UPDATE1: After several days of attempts to trace the error, I see the following:
1. The control arrives to the function nand_read_page() from the file
/opt/ti-processor-sdk-linux-rt-am57xx-evm-08_02_00_04/board-support/u-boot-2021.01+gitAUTOINC+44a87e3ab8-g44a87e3ab8/drivers/mtd/nand/raw/am335x_spl_bch.c
eccsize=512, eccbytes=14, eccsteps=4, oobpos=2050 - which is correct.

2. Then omap_correct_data_bch() function is called from the file
/opt/ti-processor-sdk-linux-rt-am57xx-evm-08_02_00_04/board-support/u-boot-2021.01+gitAUTOINC+44a87e3ab8-g44a87e3ab8/drivers/mtd/nand/raw/omap_gpmc.c
Here are two arrays calc_ecc and read_ecc ready. I print them out and see THEY ARE IDENTICAL(!!!!) (after byte reordering).

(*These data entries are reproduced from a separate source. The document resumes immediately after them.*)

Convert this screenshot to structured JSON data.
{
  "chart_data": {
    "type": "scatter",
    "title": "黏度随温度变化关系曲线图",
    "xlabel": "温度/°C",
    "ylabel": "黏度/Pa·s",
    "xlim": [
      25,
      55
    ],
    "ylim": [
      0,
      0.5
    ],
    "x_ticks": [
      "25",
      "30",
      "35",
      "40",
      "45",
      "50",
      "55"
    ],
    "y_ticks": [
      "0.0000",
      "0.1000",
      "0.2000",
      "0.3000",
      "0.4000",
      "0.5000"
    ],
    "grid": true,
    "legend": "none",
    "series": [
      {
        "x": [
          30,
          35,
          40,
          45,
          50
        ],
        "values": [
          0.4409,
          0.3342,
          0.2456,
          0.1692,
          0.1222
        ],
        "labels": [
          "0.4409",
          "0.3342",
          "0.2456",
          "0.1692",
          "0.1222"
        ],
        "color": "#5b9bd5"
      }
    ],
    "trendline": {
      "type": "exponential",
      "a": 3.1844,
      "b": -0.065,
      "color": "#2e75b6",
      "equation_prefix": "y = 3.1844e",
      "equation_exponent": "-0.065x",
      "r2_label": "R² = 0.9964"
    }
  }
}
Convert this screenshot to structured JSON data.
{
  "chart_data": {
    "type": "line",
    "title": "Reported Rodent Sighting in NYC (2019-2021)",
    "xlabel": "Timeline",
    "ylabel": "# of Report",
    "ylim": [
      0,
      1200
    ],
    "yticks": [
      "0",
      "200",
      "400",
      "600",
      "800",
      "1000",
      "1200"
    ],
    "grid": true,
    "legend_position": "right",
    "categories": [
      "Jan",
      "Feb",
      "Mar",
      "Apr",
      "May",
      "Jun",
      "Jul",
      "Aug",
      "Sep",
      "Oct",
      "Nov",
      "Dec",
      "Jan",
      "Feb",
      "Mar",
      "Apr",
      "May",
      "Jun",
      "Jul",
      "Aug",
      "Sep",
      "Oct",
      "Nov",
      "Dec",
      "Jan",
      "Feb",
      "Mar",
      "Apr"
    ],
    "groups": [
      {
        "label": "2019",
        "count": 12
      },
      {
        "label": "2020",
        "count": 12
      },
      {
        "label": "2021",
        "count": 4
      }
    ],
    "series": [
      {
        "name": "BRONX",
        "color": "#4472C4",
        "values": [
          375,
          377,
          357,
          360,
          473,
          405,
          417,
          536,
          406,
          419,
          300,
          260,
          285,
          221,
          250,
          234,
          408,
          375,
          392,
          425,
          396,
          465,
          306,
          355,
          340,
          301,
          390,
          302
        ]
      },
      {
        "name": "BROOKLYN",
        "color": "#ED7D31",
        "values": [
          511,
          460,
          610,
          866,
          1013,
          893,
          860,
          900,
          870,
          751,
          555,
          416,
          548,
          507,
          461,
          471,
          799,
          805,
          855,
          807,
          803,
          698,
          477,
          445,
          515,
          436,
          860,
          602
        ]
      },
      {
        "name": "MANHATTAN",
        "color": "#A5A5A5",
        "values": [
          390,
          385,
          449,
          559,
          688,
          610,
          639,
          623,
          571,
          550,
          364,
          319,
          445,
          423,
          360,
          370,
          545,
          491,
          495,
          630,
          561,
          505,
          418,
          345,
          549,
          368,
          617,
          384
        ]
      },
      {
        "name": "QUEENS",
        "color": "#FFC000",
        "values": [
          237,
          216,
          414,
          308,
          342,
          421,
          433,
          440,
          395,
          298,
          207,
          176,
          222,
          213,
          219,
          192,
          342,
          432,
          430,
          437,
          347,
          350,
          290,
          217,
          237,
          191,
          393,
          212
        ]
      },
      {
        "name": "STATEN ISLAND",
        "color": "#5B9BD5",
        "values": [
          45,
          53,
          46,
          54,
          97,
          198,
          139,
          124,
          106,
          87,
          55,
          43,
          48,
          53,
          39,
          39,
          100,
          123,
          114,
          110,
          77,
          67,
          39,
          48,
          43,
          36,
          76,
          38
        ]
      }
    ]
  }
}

3. Nevertheless, (they are identical!) this omap_correct_data_bch() function calls elm_check_error() function from the file
/opt/ti-processor-sdk-linux-rt-am57xx-evm-08_02_00_04/board-support/u-boot-2021.01+gitAUTOINC+44a87e3ab8-g44a87e3ab8/drivers/mtd/nand/raw/omap_elm.c
To this function arrives syndrome which is actually the calc_ecc (again, it is correct!). This syndrome is loaded into ELM by elm_load_syndromes() function (in the same file), ELM is run and it produces location_status=3 which means 3 errors were detected.
BUT THERE IS NO ERRORS!!!

4. The only thing I noted here, which seems to me as a bug, is the code of the function elm_load_syndromes(). The corresponding fragment looks like:
if (bch_type == BCH_8_BIT || bch_type == BCH_16_BIT) {
.....
          val = syndrome[12] | (syndrome[13] << 8) |  (syndrome[14] << 16) | (syndrome[15] << 24);
BUT!!!
ECC for BCH8 has 14 bytes. And bytes syndrome[14]  and syndrome[15] will be garbage, no?
I tried to remove the usage of excessive bytes, but the result is still location_status=3.

TI!!!! PLEASE!!!! COMMENT!!!!

UPDATE2: I inserted 'return 0' just before error message "uncorrectable ECC errors":

/* check if correctable */
location_status = readl(&elm_cfg->error_location[poly].location_status);
return 0; <-------- my return.

if (!(location_status & ELM_LOCATION_STATUS_ECC_CORRECTABLE_MASK)) {
printf("%s: uncorrectable ECC errors\n", DRIVER_NAME);
return -EBADMSG;
}

Now, SPL loads u-boot, u-boot starts and work fine!
I still see a lot of messages about badLocation_status (my printf), but everything works.
The loaded u-boot is fully functional. And also programs and reads NANDs  without a problem.

I am really really lost here. ANY HELP WILL BE HIGHLY APPRECIATED!!!

TI people, please, please, help!!!!!